Joe Biden’s projected win in the 2020 presidential race dominated the discussions on the Sunday political talk shows.
Multiple guests weighed in on the race, which was called in Biden’s favor on Saturday morning after four days of vote counting.
President Trump is not expected to concede, however, and his campaign is flooding several states with legal challenges and making unsubstantiated claims about the election having been stolen through fraud.
“I think the White House has made clear what their strategy is here and that they are going to continue to participate and push forward these flailing and in many respects, baseless, legal strategies,” Symone Sanders said.
“You’re not gonna change the nature of President Trump in these last days, apparently, of his presidency,” Sen. Mitt Romney (R-Utah) said. “He is who he is. And he has a relatively relaxed relationship with the truth and so he’s gonna keep on fighting until the very end.”
“He will have an enormous impact on our party going forward. I believe the great majority of people who voted for Donald Trump want to make sure that his principles and his policies are pursued,” Sen. Mitt Romney (R-Utah) told host Chuck Todd on NBC’s “Meet the Press.” “He’s not disappearing by any means. He’s the 900-pound gorilla when it comes to the Republican Party.”
Sen. Roy Blunt (R-Mo.) on Sunday did not acknowledge President-elect Joe Biden’s victory, saying instead that it was “time for the president’s lawyers to present the facts” if they had any evidence of wrongdoing.
ABC’s George Stephanopoulos pressed South Dakota Gov. Kristi Noem (R) on Sunday when she suggested that President-elect Joe Biden was the beneficiary of “illegal activities” in the election.
Maryland Gov. Larry Hogan (R) said Sunday that “whether you like it or not, it’s time to get behind the winner” of the 2020 race after President-elect Joe Biden was declared the victor.
“I think Trump should concede but I also think that the Republican Party has a responsibility here,” House Majority Whip James Clyburn (D-S.C.) said. “This country is bigger than any one person.”
“One way that President Trump can show some graciousness in the next 73 days during the transition is to publicly support a significant pandemic relief bill,” Sen.

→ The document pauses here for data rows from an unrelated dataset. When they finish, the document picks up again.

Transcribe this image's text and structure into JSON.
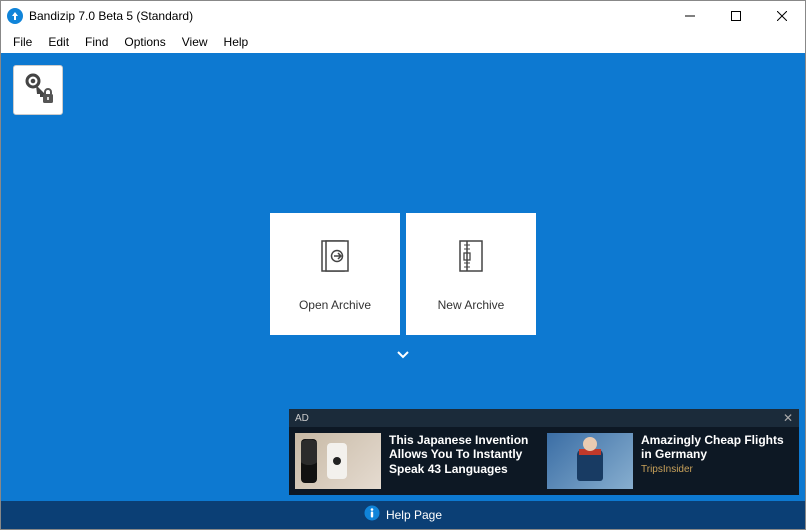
{
  "window": {
    "title": "Bandizip 7.0 Beta 5 (Standard)"
  },
  "menu": {
    "file": "File",
    "edit": "Edit",
    "find": "Find",
    "options": "Options",
    "view": "View",
    "help": "Help"
  },
  "tiles": {
    "open": "Open Archive",
    "new": "New Archive"
  },
  "ad": {
    "label": "AD",
    "items": [
      {
        "title": "This Japanese Invention Allows You To Instantly Speak 43 Languages",
        "sub": ""
      },
      {
        "title": "Amazingly Cheap Flights in Germany",
        "sub": "TripsInsider"
      }
    ]
  },
  "footer": {
    "help": "Help Page"
  }
}
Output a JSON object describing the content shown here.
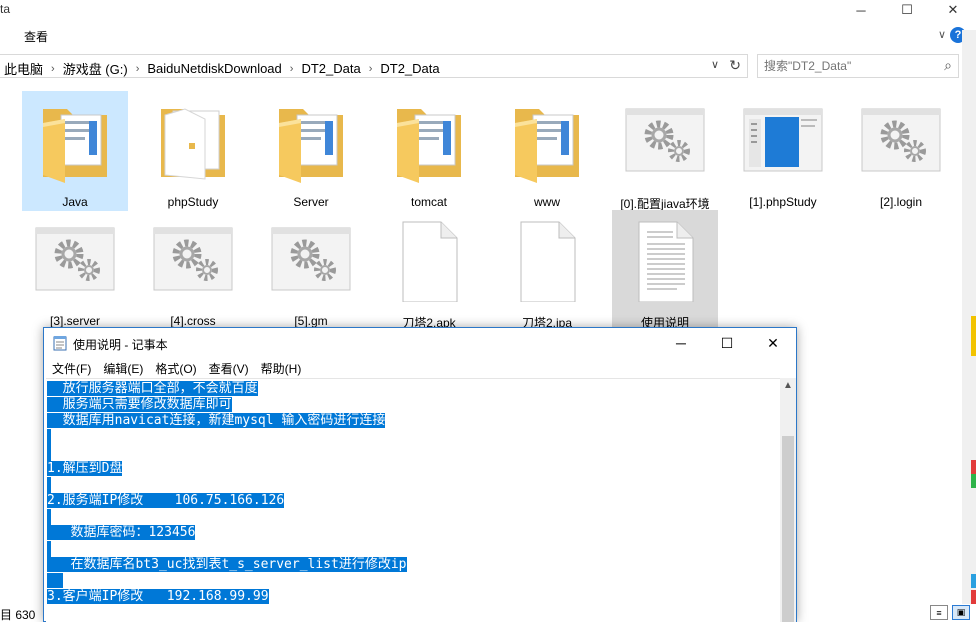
{
  "explorer": {
    "title": "ta",
    "window_buttons": {
      "minimize": "─",
      "maximize": "☐",
      "close": "✕"
    },
    "ribbon": {
      "view_tab": "查看",
      "expand": "∨",
      "help": "?"
    },
    "address": {
      "crumbs": [
        "此电脑",
        "游戏盘 (G:)",
        "BaiduNetdiskDownload",
        "DT2_Data",
        "DT2_Data"
      ],
      "separator": "›",
      "dropdown": "∨",
      "refresh": "↻"
    },
    "search": {
      "placeholder": "搜索\"DT2_Data\"",
      "icon": "⌕"
    },
    "items": [
      {
        "label": "Java",
        "kind": "folder"
      },
      {
        "label": "phpStudy",
        "kind": "folder-open"
      },
      {
        "label": "Server",
        "kind": "folder"
      },
      {
        "label": "tomcat",
        "kind": "folder"
      },
      {
        "label": "www",
        "kind": "folder"
      },
      {
        "label": "[0].配置jiava环境",
        "kind": "gear"
      },
      {
        "label": "[1].phpStudy",
        "kind": "app"
      },
      {
        "label": "[2].login",
        "kind": "gear"
      },
      {
        "label": "[3].server",
        "kind": "gear"
      },
      {
        "label": "[4].cross",
        "kind": "gear"
      },
      {
        "label": "[5].gm",
        "kind": "gear"
      },
      {
        "label": "刀塔2.apk",
        "kind": "blank"
      },
      {
        "label": "刀塔2.ipa",
        "kind": "blank"
      },
      {
        "label": "使用说明",
        "kind": "text"
      }
    ],
    "status": {
      "count": "目 630"
    }
  },
  "notepad": {
    "title": "使用说明 - 记事本",
    "buttons": {
      "minimize": "─",
      "maximize": "☐",
      "close": "✕"
    },
    "menu": [
      "文件(F)",
      "编辑(E)",
      "格式(O)",
      "查看(V)",
      "帮助(H)"
    ],
    "lines": [
      "  放行服务器端口全部，不会就百度",
      "  服务端只需要修改数据库即可",
      "  数据库用navicat连接，新建mysql 输入密码进行连接",
      "",
      "",
      "1.解压到D盘",
      "",
      "2.服务端IP修改    106.75.166.126",
      "",
      "   数据库密码：123456",
      "",
      "   在数据库名bt3_uc找到表t_s_server_list进行修改ip",
      "  ",
      "3.客户端IP修改   192.168.99.99"
    ],
    "scroll_up": "▲"
  },
  "colors": {
    "selection": "#0078d7",
    "folder": "#f6c95e",
    "accent": "#2b77c8"
  }
}
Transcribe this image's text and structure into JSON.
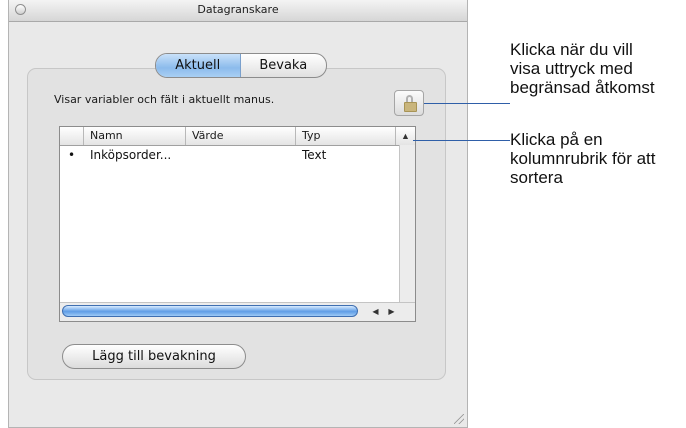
{
  "window": {
    "title": "Datagranskare"
  },
  "tabs": [
    {
      "label": "Aktuell",
      "selected": true
    },
    {
      "label": "Bevaka",
      "selected": false
    }
  ],
  "description": "Visar variabler och fält i aktuellt manus.",
  "table": {
    "columns": [
      "Namn",
      "Värde",
      "Typ"
    ],
    "sort_indicator": "▲",
    "rows": [
      {
        "bullet": "•",
        "name": "Inköpsorder...",
        "value": "",
        "type": "Text"
      }
    ]
  },
  "scroll_arrows": {
    "left": "◀",
    "right": "▶"
  },
  "add_watch_button": "Lägg till bevakning",
  "callouts": {
    "lock": "Klicka när du vill\nvisa uttryck med\nbegränsad åtkomst",
    "sort": "Klicka på en\nkolumnrubrik för att\nsortera"
  }
}
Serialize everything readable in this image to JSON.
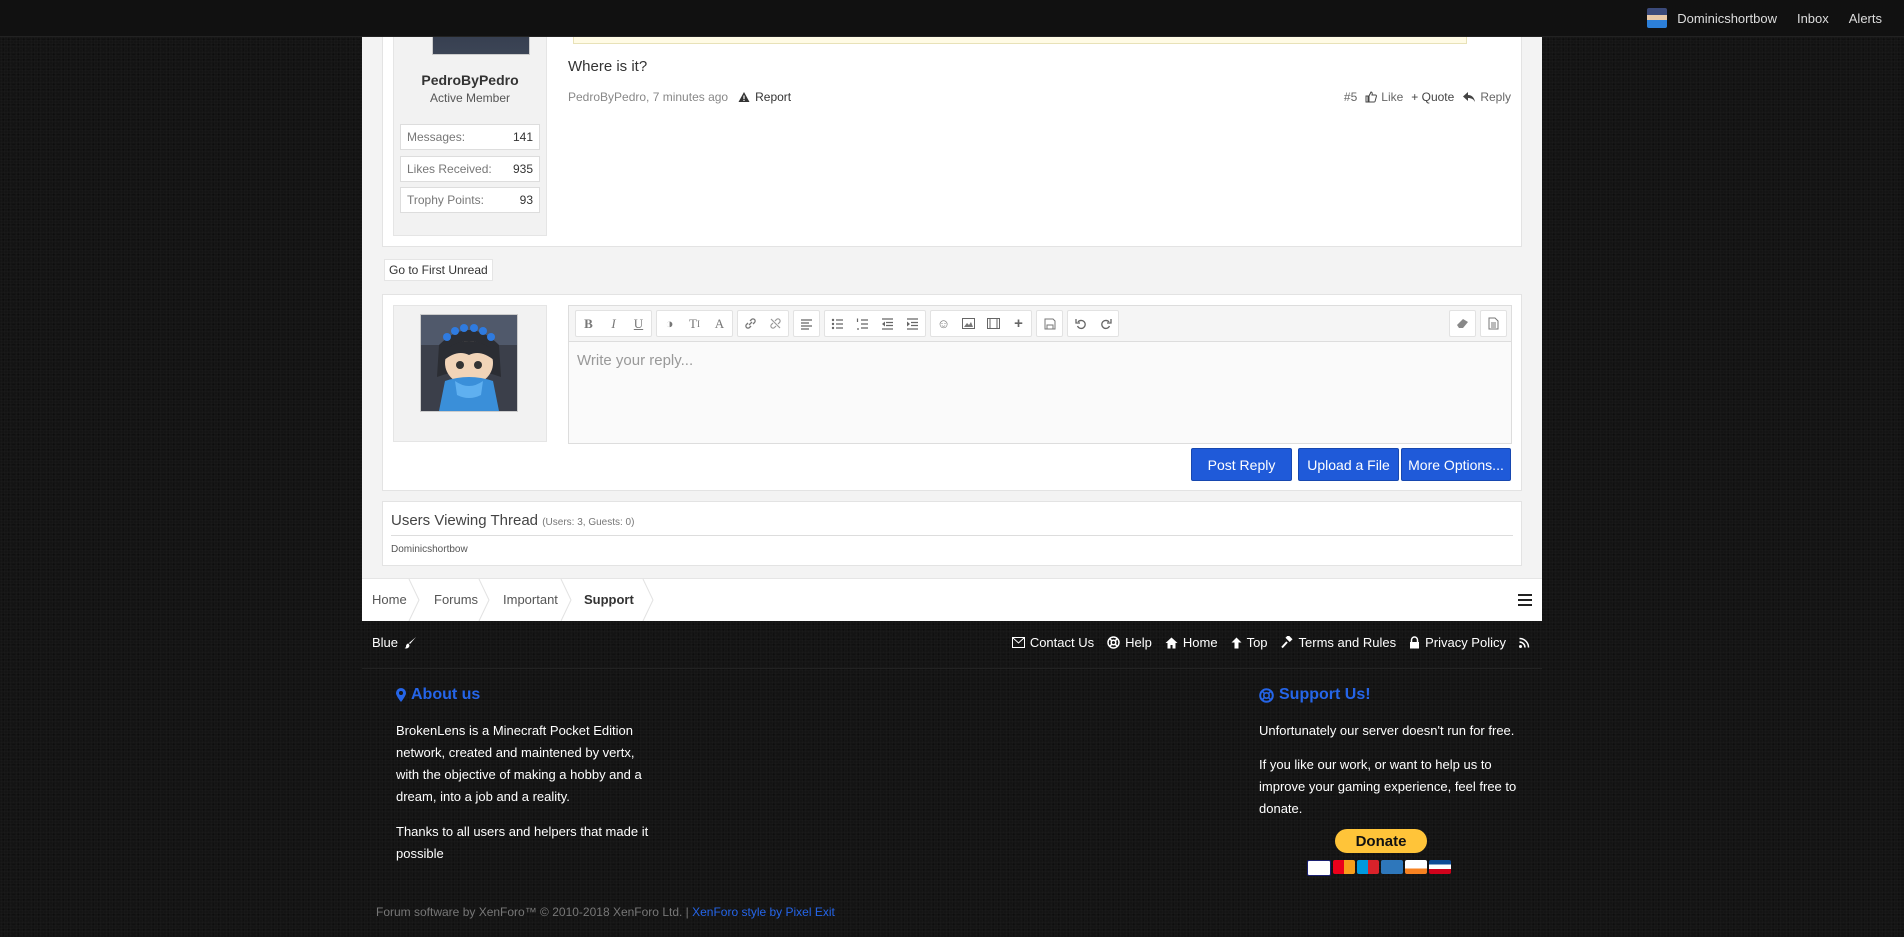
{
  "topbar": {
    "username": "Dominicshortbow",
    "inbox": "Inbox",
    "alerts": "Alerts"
  },
  "post": {
    "author": "PedroByPedro",
    "author_title": "Active Member",
    "stats": [
      {
        "label": "Messages:",
        "value": "141"
      },
      {
        "label": "Likes Received:",
        "value": "935"
      },
      {
        "label": "Trophy Points:",
        "value": "93"
      }
    ],
    "message": "Where is it?",
    "meta_author": "PedroByPedro",
    "meta_time": ", 7 minutes ago",
    "report": "Report",
    "number": "#5",
    "like": "Like",
    "quote": "+ Quote",
    "reply": "Reply"
  },
  "first_unread": "Go to First Unread",
  "reply_box": {
    "placeholder": "Write your reply...",
    "post_reply": "Post Reply",
    "upload": "Upload a File",
    "more": "More Options..."
  },
  "viewers": {
    "title": "Users Viewing Thread",
    "counts": "(Users: 3, Guests: 0)",
    "names": "Dominicshortbow"
  },
  "breadcrumb": [
    "Home",
    "Forums",
    "Important",
    "Support"
  ],
  "footer": {
    "style": "Blue",
    "links": [
      "Contact Us",
      "Help",
      "Home",
      "Top",
      "Terms and Rules",
      "Privacy Policy"
    ],
    "about_title": "About us",
    "about_p1_l1": "BrokenLens is a Minecraft Pocket Edition",
    "about_p1_l2": "network, created and maintened by vertx,",
    "about_p1_l3": "with the objective of making a hobby and a",
    "about_p1_l4": "dream, into a job and a reality.",
    "about_p2_l1": "Thanks to all users and helpers that made it",
    "about_p2_l2": "possible",
    "support_title": "Support Us!",
    "support_p1": "Unfortunately our server doesn't run for free.",
    "support_p2_l1": "If you like our work, or want to help us to",
    "support_p2_l2": "improve your gaming experience, feel free to",
    "support_p2_l3": "donate.",
    "donate": "Donate",
    "copyright": "Forum software by XenForo™ © 2010-2018 XenForo Ltd. |",
    "style_credit": "XenForo style by Pixel Exit"
  },
  "colors": {
    "accent": "#2565e8",
    "button": "#1f5ad9",
    "donate": "#ffc439"
  },
  "icons": [
    "warning-icon",
    "thumbs-up-icon",
    "reply-arrow-icon",
    "hamburger-icon",
    "paintbrush-icon",
    "envelope-icon",
    "lifebuoy-icon",
    "home-icon",
    "arrow-up-icon",
    "gavel-icon",
    "lock-icon",
    "rss-icon",
    "map-marker-icon"
  ]
}
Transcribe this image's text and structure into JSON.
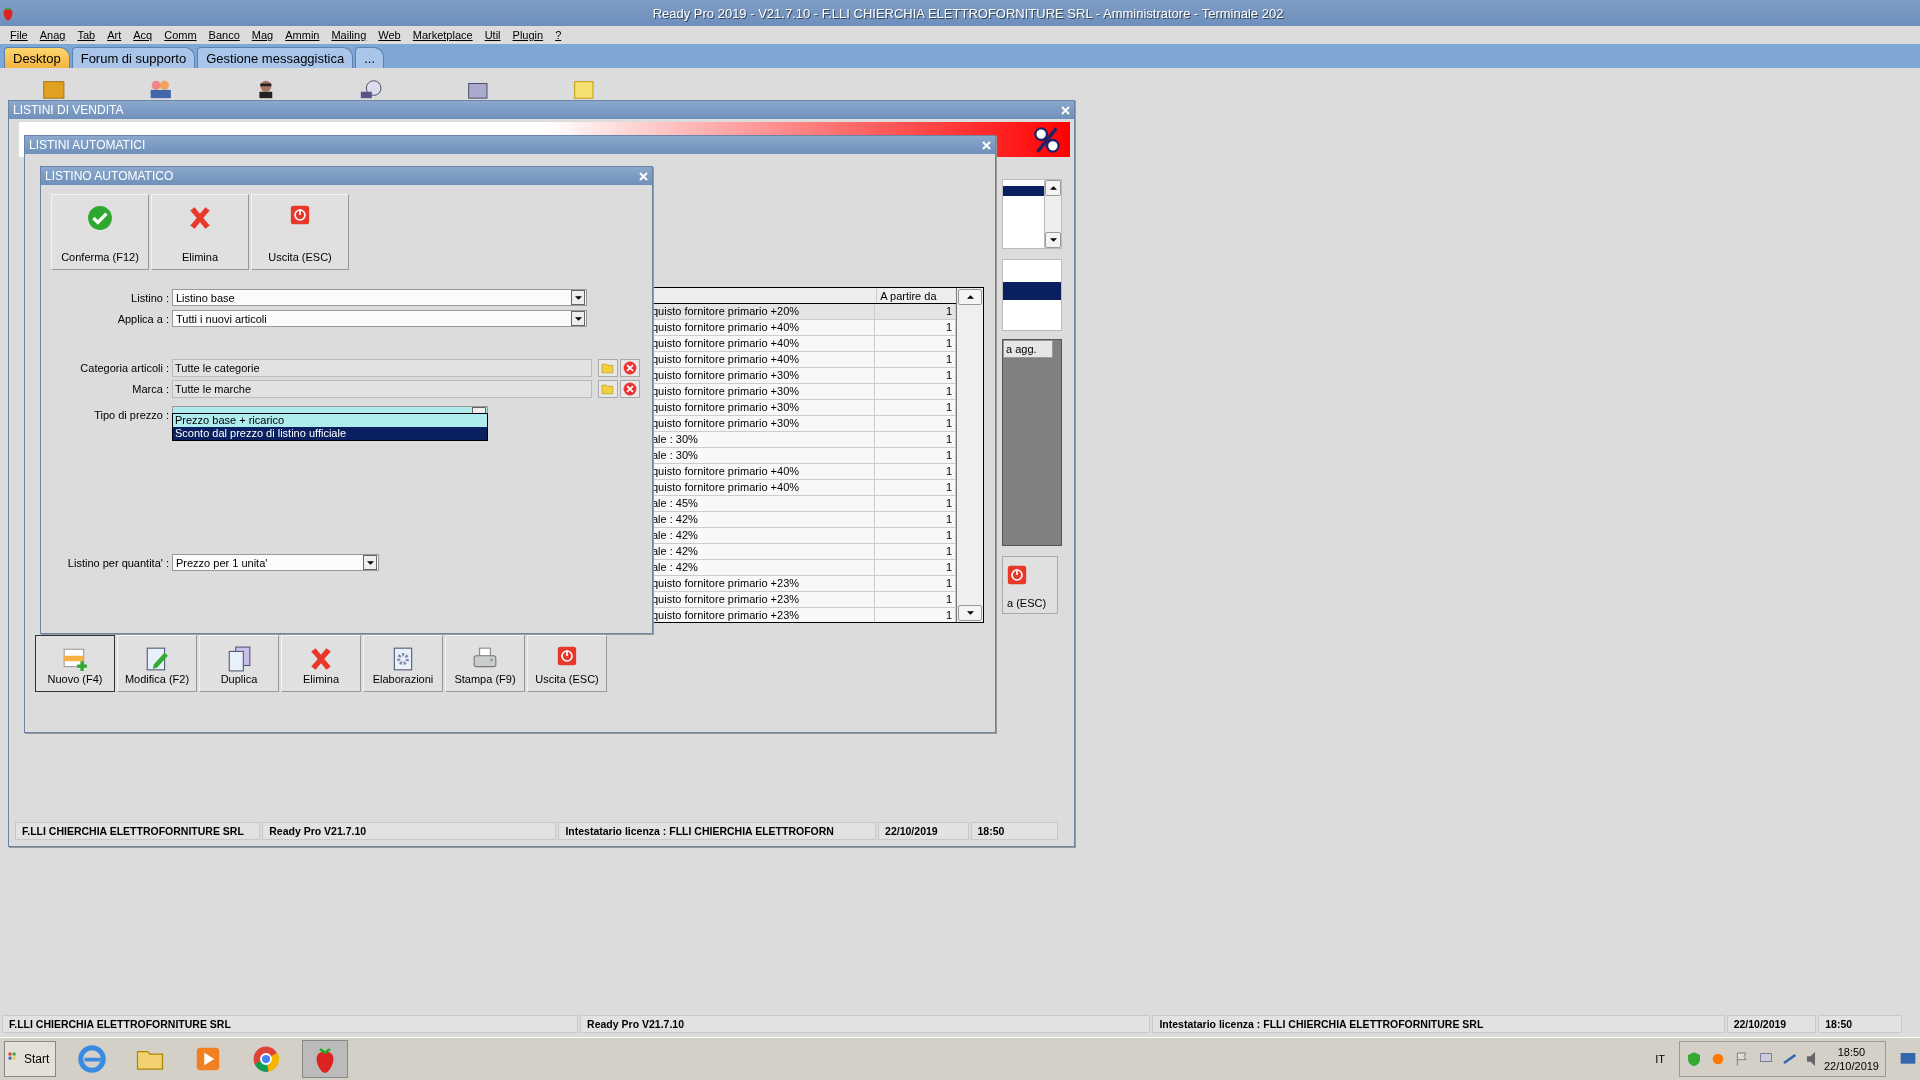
{
  "app_title": "Ready Pro 2019 - V21.7.10 - F.LLI CHIERCHIA ELETTROFORNITURE SRL - Amministratore - Terminale 202",
  "menu": [
    "File",
    "Anag",
    "Tab",
    "Art",
    "Acq",
    "Comm",
    "Banco",
    "Mag",
    "Ammin",
    "Mailing",
    "Web",
    "Marketplace",
    "Util",
    "Plugin",
    "?"
  ],
  "tabs": [
    {
      "label": "Desktop",
      "selected": true
    },
    {
      "label": "Forum di supporto",
      "selected": false
    },
    {
      "label": "Gestione messaggistica",
      "selected": false
    },
    {
      "label": "...",
      "selected": false
    }
  ],
  "sales_window": {
    "title": "LISTINI DI VENDITA",
    "side_column_header": "a agg.",
    "side_button": "a (ESC)",
    "status_bar": [
      "F.LLI CHIERCHIA ELETTROFORNITURE SRL",
      "Ready Pro V21.7.10",
      "Intestatario licenza : FLLI CHIERCHIA ELETTROFORN",
      "22/10/2019",
      "18:50"
    ]
  },
  "auto_window": {
    "title": "LISTINI AUTOMATICI",
    "table": {
      "columns": [
        "A partire da"
      ],
      "rows": [
        {
          "column_1": "quisto fornitore primario +20%",
          "from": "1",
          "selected": true
        },
        {
          "column_1": "quisto fornitore primario +40%",
          "from": "1",
          "selected": false
        },
        {
          "column_1": "quisto fornitore primario +40%",
          "from": "1",
          "selected": false
        },
        {
          "column_1": "quisto fornitore primario +40%",
          "from": "1",
          "selected": false
        },
        {
          "column_1": "quisto fornitore primario +30%",
          "from": "1",
          "selected": false
        },
        {
          "column_1": "quisto fornitore primario +30%",
          "from": "1",
          "selected": false
        },
        {
          "column_1": "quisto fornitore primario +30%",
          "from": "1",
          "selected": false
        },
        {
          "column_1": "quisto fornitore primario +30%",
          "from": "1",
          "selected": false
        },
        {
          "column_1": "ale : 30%",
          "from": "1",
          "selected": false
        },
        {
          "column_1": "ale : 30%",
          "from": "1",
          "selected": false
        },
        {
          "column_1": "quisto fornitore primario +40%",
          "from": "1",
          "selected": false
        },
        {
          "column_1": "quisto fornitore primario +40%",
          "from": "1",
          "selected": false
        },
        {
          "column_1": "ale : 45%",
          "from": "1",
          "selected": false
        },
        {
          "column_1": "ale : 42%",
          "from": "1",
          "selected": false
        },
        {
          "column_1": "ale : 42%",
          "from": "1",
          "selected": false
        },
        {
          "column_1": "ale : 42%",
          "from": "1",
          "selected": false
        },
        {
          "column_1": "ale : 42%",
          "from": "1",
          "selected": false
        },
        {
          "column_1": "quisto fornitore primario +23%",
          "from": "1",
          "selected": false
        },
        {
          "column_1": "quisto fornitore primario +23%",
          "from": "1",
          "selected": false
        },
        {
          "column_1": "quisto fornitore primario +23%",
          "from": "1",
          "selected": false
        }
      ]
    },
    "buttons": [
      {
        "kind": "new",
        "label": "Nuovo (F4)"
      },
      {
        "kind": "edit",
        "label": "Modifica (F2)"
      },
      {
        "kind": "duplicate",
        "label": "Duplica"
      },
      {
        "kind": "delete",
        "label": "Elimina"
      },
      {
        "kind": "process",
        "label": "Elaborazioni"
      },
      {
        "kind": "print",
        "label": "Stampa (F9)"
      },
      {
        "kind": "exit",
        "label": "Uscita (ESC)"
      }
    ]
  },
  "dialog": {
    "title": "LISTINO AUTOMATICO",
    "buttons": [
      {
        "kind": "confirm",
        "label": "Conferma (F12)"
      },
      {
        "kind": "delete",
        "label": "Elimina"
      },
      {
        "kind": "exit",
        "label": "Uscita (ESC)"
      }
    ],
    "listino": {
      "label": "Listino :",
      "value": "Listino base"
    },
    "applica": {
      "label": "Applica a :",
      "value": "Tutti i nuovi articoli"
    },
    "categoria": {
      "label": "Categoria articoli :",
      "value": "Tutte le categorie"
    },
    "marca": {
      "label": "Marca :",
      "value": "Tutte le marche"
    },
    "tipo_prezzo": {
      "label": "Tipo di prezzo :",
      "expanded": true,
      "options": [
        {
          "label": "Prezzo base + ricarico",
          "selected": false
        },
        {
          "label": "Sconto dal prezzo di listino ufficiale",
          "selected": true
        }
      ]
    },
    "quantita": {
      "label": "Listino per quantita' :",
      "value": "Prezzo per 1 unita'"
    }
  },
  "status_bar": [
    "F.LLI CHIERCHIA ELETTROFORNITURE SRL",
    "Ready Pro V21.7.10",
    "Intestatario licenza : FLLI CHIERCHIA ELETTROFORNITURE SRL",
    "22/10/2019",
    "18:50"
  ],
  "taskbar": {
    "start": "Start",
    "language": "IT",
    "time": "18:50",
    "date": "22/10/2019"
  }
}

Chris Coons (D-Del.), a close ally of President-elect Joe Biden, said on ABC’s “This Week.” “We’ve had record new cases all this past week, it’s past time for us to come together and deliver the relief the American people are waiting for.”
“Mitch McConnell’s gonna have a decision to make,” Democratic presidential candidate Pete Buttigieg said. “Is his purpose in Washington to defy the American people who, along with the president and the House of Representatives, will believe in expanding, not taking away health care, ensuring that the wealthy pay their fair share of taxes instead of slashing their taxes, no matter what, raising wages, treating climate change as real.”
“There are, at least in the House caucus, very deep divisions within the party, and I believe that we need to really come together and not allow Republican narratives to tear us apart,” Rep. Alexandria Ocasio-Cortez (D-N.Y.) said on Sunday.
Rep. Jim Clyburn (D-S.C.) on Sunday responded to an interview in which Rep. Alexandria Ocasio-Cortez (D-N.Y.) alleged there is hostility to progressive ideas from Democratic members of Congress.
Former Georgia gubernatorial candidate Stacey Abrams said Sunday that the state’s Democratic Senate candidates can “absolutely” win their runoff races and flip the Senate to Democratic control.